- Genus: Cannabis
- Hybrid parentage: C. indica × C. sativa
- Origin: Afghani #1 x Original Skunk

= Afghanica =

Strain of cannabis

Afghanica (C. sativa subsp. indica 'Skunk 1' × C. sativa 'Afghani 1'), not to be confused with Afghan Kush, is a hybrid strain of cannabis. Its origination plants were Afghani #1 and so-called "Original" Skunk. Growing up to 1.83 m (6 ft.) tall, it is short and stocky with broad leaves a lush canopy, and dense buds as well. The plant matures over the summer and is ready for harvest in mid-autumn.

==Description==
C. afghanica grows up to 1.83 (6 ft.) tall. The leaves are broad, short, and have well-defined veins in them; the leaflets and leaves are both dark green. The plants in maturity have white follicles of hair around them, giving the plant a very striking appearance. The branches are very dense with short internodes and long petioles.

==Flowering and Harvest==
The flowering time of Afghanica is 56–63 days and the harvest time is in October. In cooler growing conditions, it may develop red and purple coloration on the leaves. Organic soil produces a sweeter end result, and the plant has a moderately low nutrient requirement. Afghanica is considered "normal" due to its production of both male and female plants.

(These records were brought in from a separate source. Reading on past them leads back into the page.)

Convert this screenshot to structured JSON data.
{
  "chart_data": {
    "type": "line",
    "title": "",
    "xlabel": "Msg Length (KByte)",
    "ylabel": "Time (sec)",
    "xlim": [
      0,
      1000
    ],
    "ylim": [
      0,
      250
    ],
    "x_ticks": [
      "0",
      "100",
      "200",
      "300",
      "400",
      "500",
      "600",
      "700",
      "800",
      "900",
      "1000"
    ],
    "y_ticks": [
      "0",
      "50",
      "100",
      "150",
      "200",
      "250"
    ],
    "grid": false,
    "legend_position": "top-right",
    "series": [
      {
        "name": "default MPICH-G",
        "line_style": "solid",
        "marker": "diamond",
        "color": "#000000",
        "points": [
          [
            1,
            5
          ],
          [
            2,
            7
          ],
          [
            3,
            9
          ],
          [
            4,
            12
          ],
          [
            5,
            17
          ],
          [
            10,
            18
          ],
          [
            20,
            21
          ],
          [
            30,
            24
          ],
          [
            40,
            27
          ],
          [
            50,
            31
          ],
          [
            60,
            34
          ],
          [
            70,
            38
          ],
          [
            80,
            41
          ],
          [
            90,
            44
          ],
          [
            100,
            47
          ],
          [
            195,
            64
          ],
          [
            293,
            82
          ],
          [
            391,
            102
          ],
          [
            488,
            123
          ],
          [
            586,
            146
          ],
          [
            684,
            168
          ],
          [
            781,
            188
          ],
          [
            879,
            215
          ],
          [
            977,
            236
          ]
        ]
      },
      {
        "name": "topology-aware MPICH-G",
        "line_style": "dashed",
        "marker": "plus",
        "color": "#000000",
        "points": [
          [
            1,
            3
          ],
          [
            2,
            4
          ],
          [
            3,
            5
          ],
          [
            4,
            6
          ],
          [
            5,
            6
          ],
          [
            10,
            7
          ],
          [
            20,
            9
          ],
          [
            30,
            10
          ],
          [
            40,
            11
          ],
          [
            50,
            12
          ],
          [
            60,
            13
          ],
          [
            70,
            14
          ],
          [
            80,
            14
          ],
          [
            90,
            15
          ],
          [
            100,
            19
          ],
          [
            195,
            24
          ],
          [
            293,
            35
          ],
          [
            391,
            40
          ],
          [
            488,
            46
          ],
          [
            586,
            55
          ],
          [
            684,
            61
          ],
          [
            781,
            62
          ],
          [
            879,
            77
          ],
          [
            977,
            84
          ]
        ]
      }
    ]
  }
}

===Aroma, texture, and flavor===

Afghanica plants, when mature will produce a petrol-like odor when their leaves are disturbed to any degree. Buds are dense and oily to the touch. Smaller, coated leaves produce heavy, oily resin. The plants are said to have a bitter, sharp, turbulent smell with a hint of sweetness.

==Taxonomy==
Even though the exact date of the first production of this plant is unknown, the Flying Dutchmen breeders were the first to produce the strain. Skunk #1 and Afghani #1 were cross-bred, with the end result being Afghanica.